А на рубеже пятидесяти во мне вдруг снова проснулась прежняя юношеская жажда жизни. Жажда действия и дела. Мне казалось: день, израсходованный без результата,— это преступление против самого себя. И еще теперь я знал, что даже маленькая, случайная радость — все равно радость: и шелест вечернего моря, и нежданный гость, и удачная строчка...
— Вот мы и начинаем жить как все,— говорила Катя, и я не мог понять: огорчена она этим или, наоборот, успокоена?
Прежде Катя много ездила, пожалуй, не меньше, чем я: дипломата из нее не вышло, зато получилась неплохая журналистка. Раньше, бывало, мы прощались на ходу и встречались так, словно стеснялись собственного счастья. Сейчас каждая встреча становилась для нас праздником. Если бы я заговорил обо всем этом с дочерью, она разве что рассмеялась бы.
— Батя, дорогой ты мой,— сказала бы она, глядя на меня как всегда сбоку и дружелюбно.— Не сердись, но это поздняя рефлексия... Ты ищешь не счастья, а лишь его обозначенья.
Дочь была убеждена, что жить надо, не мудрствуя. Однажды после примерно такого же спора с дочерью я сказал Кате обиженно:
— Счастлив тот, кому все ясно — вот так, как нашей Женьке. Все по полочкам, все расшифровано. И никаких тебе головных болей, никакой бессонницы.
А Катя, все и всегда смягчающая Катя, добродушно рассмеялась и сказала:
— А ты убежден, что она такая... простенькая? — И, помедлив, добавила: — Что ни время, то и птицы, что ни птицы, то и песни. Кому-кому, а тебе бы надо это помнить.
И все-таки я ни на минуту не сожалею, что поехал сюда.

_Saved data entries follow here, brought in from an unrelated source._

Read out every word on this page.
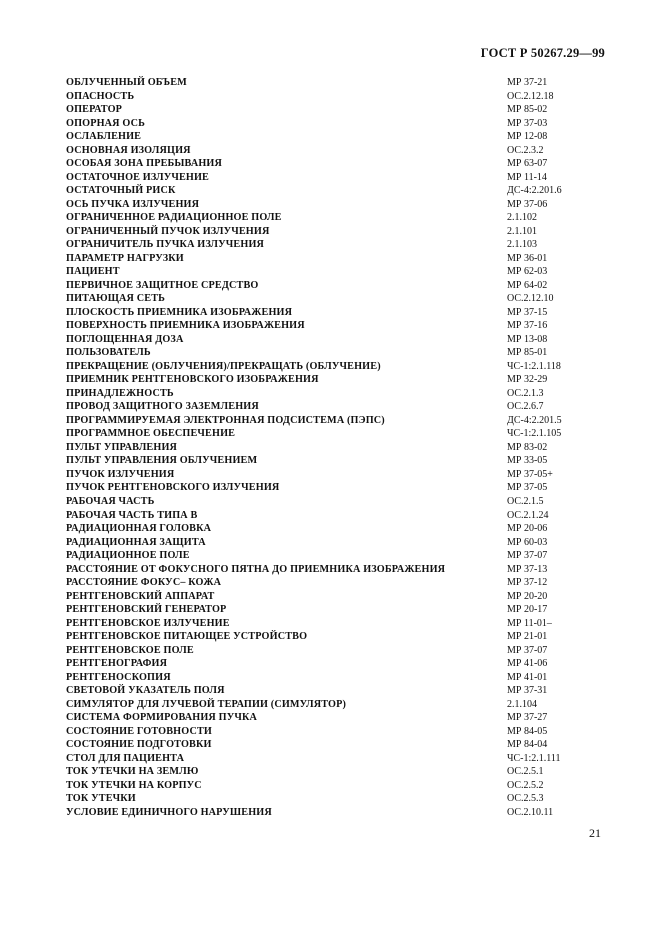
ГОСТ Р 50267.29—99
ОБЛУЧЕННЫЙ ОБЪЕМ	МР 37-21
ОПАСНОСТЬ	ОС.2.12.18
ОПЕРАТОР	МР 85-02
ОПОРНАЯ ОСЬ	МР 37-03
ОСЛАБЛЕНИЕ	МР 12-08
ОСНОВНАЯ ИЗОЛЯЦИЯ	ОС.2.3.2
ОСОБАЯ ЗОНА ПРЕБЫВАНИЯ	МР 63-07
ОСТАТОЧНОЕ ИЗЛУЧЕНИЕ	МР 11-14
ОСТАТОЧНЫЙ РИСК	ДС-4:2.201.6
ОСЬ ПУЧКА ИЗЛУЧЕНИЯ	МР 37-06
ОГРАНИЧЕННОЕ РАДИАЦИОННОЕ ПОЛЕ	2.1.102
ОГРАНИЧЕННЫЙ ПУЧОК ИЗЛУЧЕНИЯ	2.1.101
ОГРАНИЧИТЕЛЬ ПУЧКА ИЗЛУЧЕНИЯ	2.1.103
ПАРАМЕТР НАГРУЗКИ	МР 36-01
ПАЦИЕНТ	МР 62-03
ПЕРВИЧНОЕ ЗАЩИТНОЕ СРЕДСТВО	МР 64-02
ПИТАЮЩАЯ СЕТЬ	ОС.2.12.10
ПЛОСКОСТЬ ПРИЕМНИКА ИЗОБРАЖЕНИЯ	МР 37-15
ПОВЕРХНОСТЬ ПРИЕМНИКА ИЗОБРАЖЕНИЯ	МР 37-16
ПОГЛОЩЕННАЯ ДОЗА	МР 13-08
ПОЛЬЗОВАТЕЛЬ	МР 85-01
ПРЕКРАЩЕНИЕ (ОБЛУЧЕНИЯ)/ПРЕКРАЩАТЬ (ОБЛУЧЕНИЕ)	ЧС-1:2.1.118
ПРИЕМНИК РЕНТГЕНОВСКОГО ИЗОБРАЖЕНИЯ	МР 32-29
ПРИНАДЛЕЖНОСТЬ	ОС.2.1.3
ПРОВОД ЗАЩИТНОГО ЗАЗЕМЛЕНИЯ	ОС.2.6.7
ПРОГРАММИРУЕМАЯ ЭЛЕКТРОННАЯ ПОДСИСТЕМА (ПЭПС)	ДС-4:2.201.5
ПРОГРАММНОЕ ОБЕСПЕЧЕНИЕ	ЧС-1:2.1.105
ПУЛЬТ УПРАВЛЕНИЯ	МР 83-02
ПУЛЬТ УПРАВЛЕНИЯ ОБЛУЧЕНИЕМ	МР 33-05
ПУЧОК ИЗЛУЧЕНИЯ	МР 37-05+
ПУЧОК РЕНТГЕНОВСКОГО ИЗЛУЧЕНИЯ	МР 37-05
РАБОЧАЯ ЧАСТЬ	ОС.2.1.5
РАБОЧАЯ ЧАСТЬ ТИПА В	ОС.2.1.24
РАДИАЦИОННАЯ ГОЛОВКА	МР 20-06
РАДИАЦИОННАЯ ЗАЩИТА	МР 60-03
РАДИАЦИОННОЕ ПОЛЕ	МР 37-07
РАССТОЯНИЕ ОТ ФОКУСНОГО ПЯТНА ДО ПРИЕМНИКА ИЗОБРАЖЕНИЯ	МР 37-13
РАССТОЯНИЕ ФОКУС– КОЖА	МР 37-12
РЕНТГЕНОВСКИЙ АППАРАТ	МР 20-20
РЕНТГЕНОВСКИЙ ГЕНЕРАТОР	МР 20-17
РЕНТГЕНОВСКОЕ ИЗЛУЧЕНИЕ	МР 11-01–
РЕНТГЕНОВСКОЕ ПИТАЮЩЕЕ УСТРОЙСТВО	МР 21-01
РЕНТГЕНОВСКОЕ ПОЛЕ	МР 37-07
РЕНТГЕНОГРАФИЯ	МР 41-06
РЕНТГЕНОСКОПИЯ	МР 41-01
СВЕТОВОЙ УКАЗАТЕЛЬ ПОЛЯ	МР 37-31
СИМУЛЯТОР ДЛЯ ЛУЧЕВОЙ ТЕРАПИИ (СИМУЛЯТОР)	2.1.104
СИСТЕМА ФОРМИРОВАНИЯ ПУЧКА	МР 37-27
СОСТОЯНИЕ ГОТОВНОСТИ	МР 84-05
СОСТОЯНИЕ ПОДГОТОВКИ	МР 84-04
СТОЛ ДЛЯ ПАЦИЕНТА	ЧС-1:2.1.111
ТОК УТЕЧКИ НА ЗЕМЛЮ	ОС.2.5.1
ТОК УТЕЧКИ НА КОРПУС	ОС.2.5.2
ТОК УТЕЧКИ	ОС.2.5.3
УСЛОВИЕ ЕДИНИЧНОГО НАРУШЕНИЯ	ОС.2.10.11
21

А было, собственно говоря, вот как.
Когда я впервые попал сюда, моим соседом по палатке оказался журналист из областного центра Сема Козодуб. Это был в общем-то довольно неприятный тип: из той разновидности журналистов, которые, видимо, и дали повод изображать в пьесах, книгах, фильмах нашего брата — пишущий народ — шаржированно. Его пиджак был всегда осыпан перхотью, а брюки — пеплом; говорил он громко и почти всегда некстати хохотал, всех называл «стариками», хвастал, что в выпивке и преферансе нет ему равных. Он обладал феноменальной памятью на скабрезные анекдоты и готов был рассказать их даже малознакомым людям. Кроме того, это был мастер розыгрышей и мистификаций.
Но природа наделила его одним завидным свойством: общительностью. Даже самые замкнутые, мрачные парни па стройке, бывало, в первые полчаса доверяли ему такое сокровенное, от всех оберегаемое, что оставалось лишь дивиться. А в журналистском деле такая природная общительность — нередко заменитель всему. Таланту. Трудолюбию. Пытливости ума. Иной, глянешь, и умен, и образован, и тьма иных достоинств в нем, а нет у него способности расположить к себе людей, и можно уверенно сказать: всю жизнь в литературных правщиках он так и проходит.
Вот он-то, Сема, и рассказал мне однажды:
— Понимаешь, старик, познакомился нынче с бичом. Н-ну, скажу тебе, фигура! Лодырь — свет этаких не видывал. Пьяница — непросыхающий. А гляди-ка, какая у него тонкая душа оказалась: после войны он еще года три или четыре оттрубил в Германии. Домой бабе своей не писал: какая-то досужая сорока принесла ему на хвосте, что бабенка его того. Не очень устойчивой оказалась. Ну, а он мужик с гонором. А когда срок вышел, вручают ему литеру — валяй, солдат, к своей благоверной. Он и поехал. Приезжает, а та младенца в люльке качает... — Сема тут хмыкнул: — Во, дед, сюжетик!